Handbook of Survival Analysis, edited by Klein, van Houwelingen, Ibrahim and Scheike (2014) (Amazon Affiliate link)
This book is another in the recent CRC Press series of handbooks of modern statistical methods. Like the others in the series, it contains contributed chapters from a wide range of leading authors in the field. I have only recently obtained this book, and so have not read it extensively. The range of topics covered is though extensive, and in particular many topics are included which may not be included in more standard survival analysis texts.
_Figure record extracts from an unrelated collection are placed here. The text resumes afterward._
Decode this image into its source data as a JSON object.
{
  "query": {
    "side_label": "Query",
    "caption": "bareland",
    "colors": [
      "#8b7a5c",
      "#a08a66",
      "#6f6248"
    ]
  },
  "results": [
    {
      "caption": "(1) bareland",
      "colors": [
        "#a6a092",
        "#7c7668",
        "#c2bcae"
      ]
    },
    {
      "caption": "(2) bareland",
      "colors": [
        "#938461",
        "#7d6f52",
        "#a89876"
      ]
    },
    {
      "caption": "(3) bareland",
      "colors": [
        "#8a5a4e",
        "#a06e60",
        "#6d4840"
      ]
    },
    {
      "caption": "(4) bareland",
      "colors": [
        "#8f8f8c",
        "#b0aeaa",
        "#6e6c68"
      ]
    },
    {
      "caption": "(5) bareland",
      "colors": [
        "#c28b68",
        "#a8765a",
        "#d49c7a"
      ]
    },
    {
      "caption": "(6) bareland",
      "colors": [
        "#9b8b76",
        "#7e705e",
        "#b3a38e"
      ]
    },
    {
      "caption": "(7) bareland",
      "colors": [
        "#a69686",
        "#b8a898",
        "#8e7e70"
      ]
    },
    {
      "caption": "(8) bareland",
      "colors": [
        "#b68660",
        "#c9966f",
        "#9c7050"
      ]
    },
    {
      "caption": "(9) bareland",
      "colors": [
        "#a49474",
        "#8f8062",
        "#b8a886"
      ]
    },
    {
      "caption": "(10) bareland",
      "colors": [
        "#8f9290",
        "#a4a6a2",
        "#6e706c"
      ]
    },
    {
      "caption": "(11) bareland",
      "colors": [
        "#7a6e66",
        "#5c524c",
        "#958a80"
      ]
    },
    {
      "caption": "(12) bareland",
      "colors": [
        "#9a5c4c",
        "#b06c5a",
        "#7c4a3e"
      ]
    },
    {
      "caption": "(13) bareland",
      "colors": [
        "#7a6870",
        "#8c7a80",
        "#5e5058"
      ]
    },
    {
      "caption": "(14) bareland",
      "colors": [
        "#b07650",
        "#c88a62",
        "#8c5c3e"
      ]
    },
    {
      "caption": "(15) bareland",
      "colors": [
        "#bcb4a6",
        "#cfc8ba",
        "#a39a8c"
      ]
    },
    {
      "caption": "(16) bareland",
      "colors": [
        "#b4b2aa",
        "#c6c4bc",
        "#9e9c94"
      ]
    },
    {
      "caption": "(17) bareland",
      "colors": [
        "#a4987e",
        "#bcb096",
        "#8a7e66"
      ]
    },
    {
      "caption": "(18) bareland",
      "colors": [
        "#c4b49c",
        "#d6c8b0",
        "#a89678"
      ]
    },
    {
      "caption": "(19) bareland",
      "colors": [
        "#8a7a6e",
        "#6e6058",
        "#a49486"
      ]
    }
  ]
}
The first part covers various regression modelling approaches for classical right censored survival data, while the second considers methods for competing risks. The third is on model selection and validation, including a chapter by Quigley and Xu on their work on proportional hazards models when the proportional hazards assumption does not hold. Part four covers other types of censoring, including that induced by nested case-control and case-cohort study designs, and interval censoring. The fifth part covers multivariate survival data, while the last part covers topics relevant for clinical trials, including a chapter on group sequential methods.
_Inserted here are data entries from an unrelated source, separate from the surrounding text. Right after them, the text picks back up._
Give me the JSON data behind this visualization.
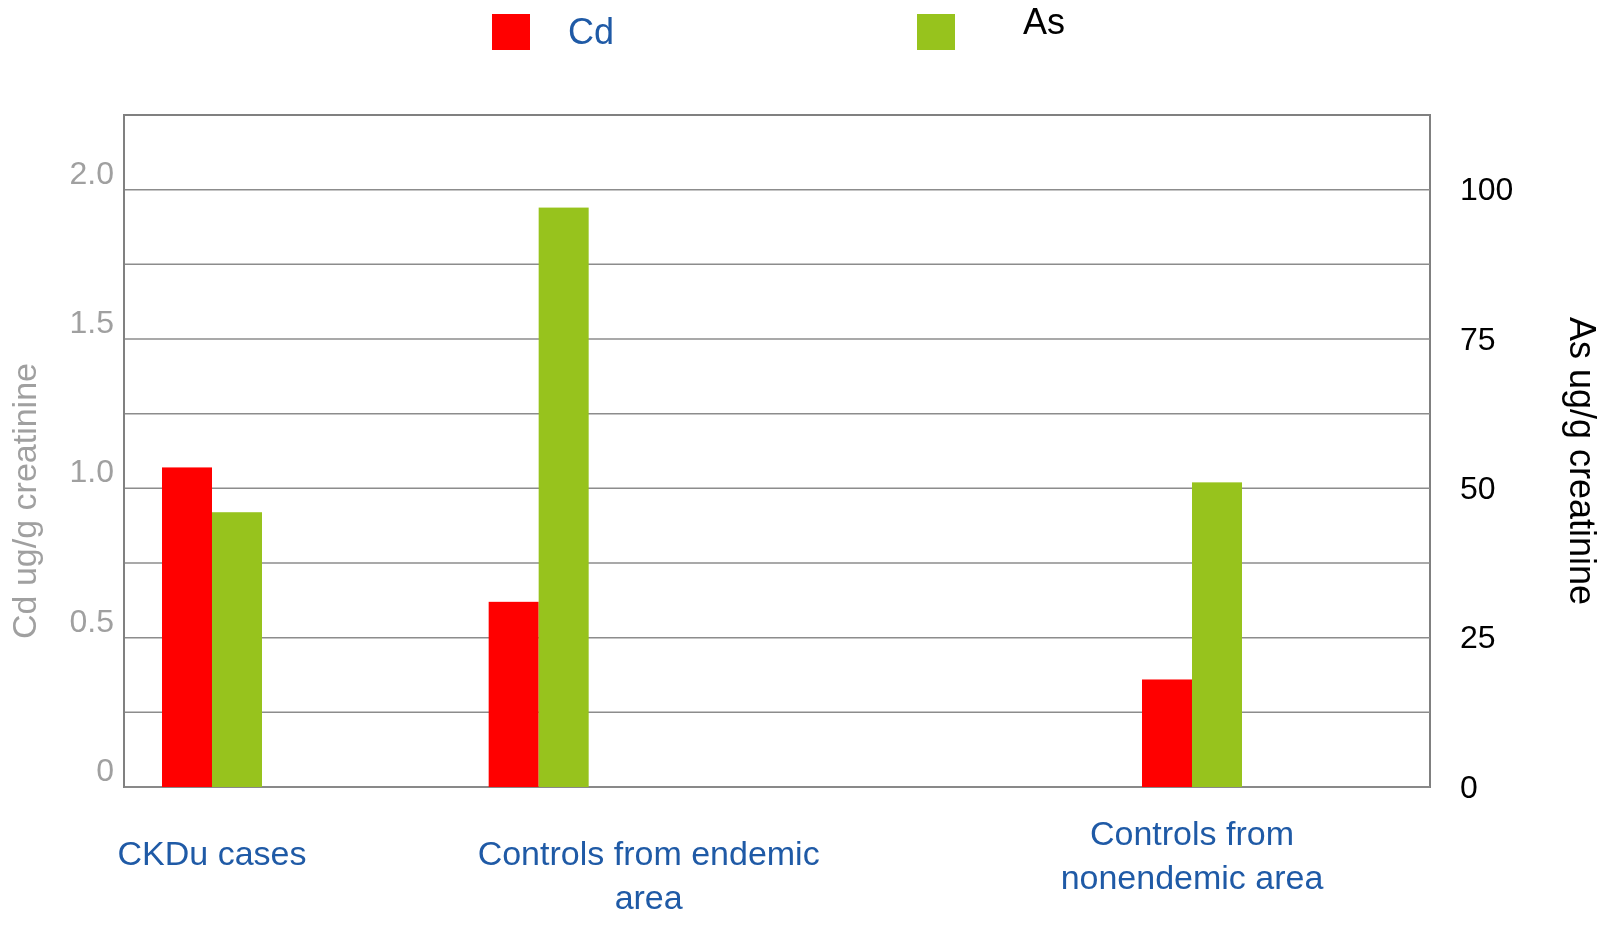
{
  "chart_data": {
    "type": "bar",
    "ylabel": "Cd ug/g   creatinine",
    "y2label": "As ug/g creatinine",
    "categories": [
      "CKDu cases",
      "Controls from  endemic area",
      null,
      "Controls from nonendemic area"
    ],
    "series": [
      {
        "name": "Cd",
        "color": "#ff0000",
        "values": [
          1.07,
          0.62,
          null,
          0.36
        ]
      },
      {
        "name": "As",
        "color": "#97c31d",
        "axis": "y2",
        "values": [
          46,
          97,
          null,
          51
        ]
      }
    ],
    "ylim": [
      0,
      2.25
    ],
    "yticks": [
      0,
      {
        "value": 0.25,
        "label": null
      },
      0.5,
      {
        "value": 0.75,
        "label": null
      },
      "1.0",
      {
        "value": 1.25,
        "label": null
      },
      1.5,
      {
        "value": 1.75,
        "label": null
      },
      "2.0"
    ],
    "y2lim": [
      0,
      112.5
    ],
    "y2ticks": [
      0,
      25,
      50,
      75,
      100
    ],
    "grid": "y",
    "legend": "top"
  }
}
For those conducting research on methods in survival analysis, the book is likely to be very relevant as an up to date tour of the current state of play.
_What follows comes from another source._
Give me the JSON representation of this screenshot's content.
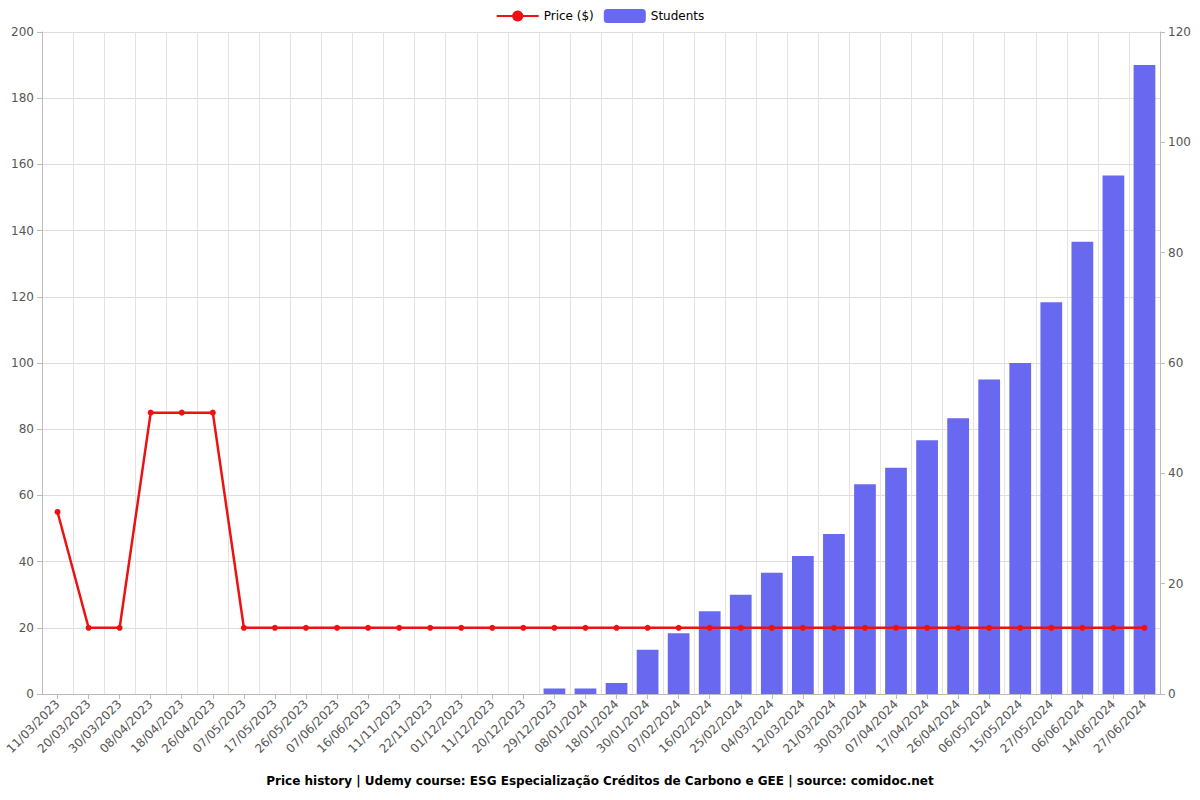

Statistical Models Based on Counting Processes, by Andersen, Borgan, Gill and Keiding (1993) (Amazon Affiliate link)
This 700+ page tome is a technical and comprehensive exposition of the theory of counting processes applied to statistical models of among other things, survival and event histories. It gives a rigourous description of this theory, illustrated with ample examples throughout. The Kaplan-Meier estimator of the survival curve, Nelson-Aalen cumulative hazard estimator, and non-parametric tests (e.g. log rank) are introduced, and their statistical properties derived using the elegant theory of counting processes. Regression models are then covered, both parametric and semi-parametric (including Cox’s proportional hazards model). There are also chapters on frailty models and asymptotic efficiency, the latter building on recent (at the time) work on semiparametric theory.

I bought this book quite cheaply a few years ago and had not really read it to any extent, largely because I was put off by the heavy going maths. However, after reading Aalen, Borgan and Gjessing’s book quite extensively recently, I have at last started getting into the book, in relation to the statistical properties of weighted log rank tests. I think it is probably fair to say that this book is not suited to applied researchers looking to learn about survival analysis methods in order to apply them. But for those wanting to get to the heart of the theoretical basis for the majority of the statistical methods used for survival analysis today, it is the go to reference.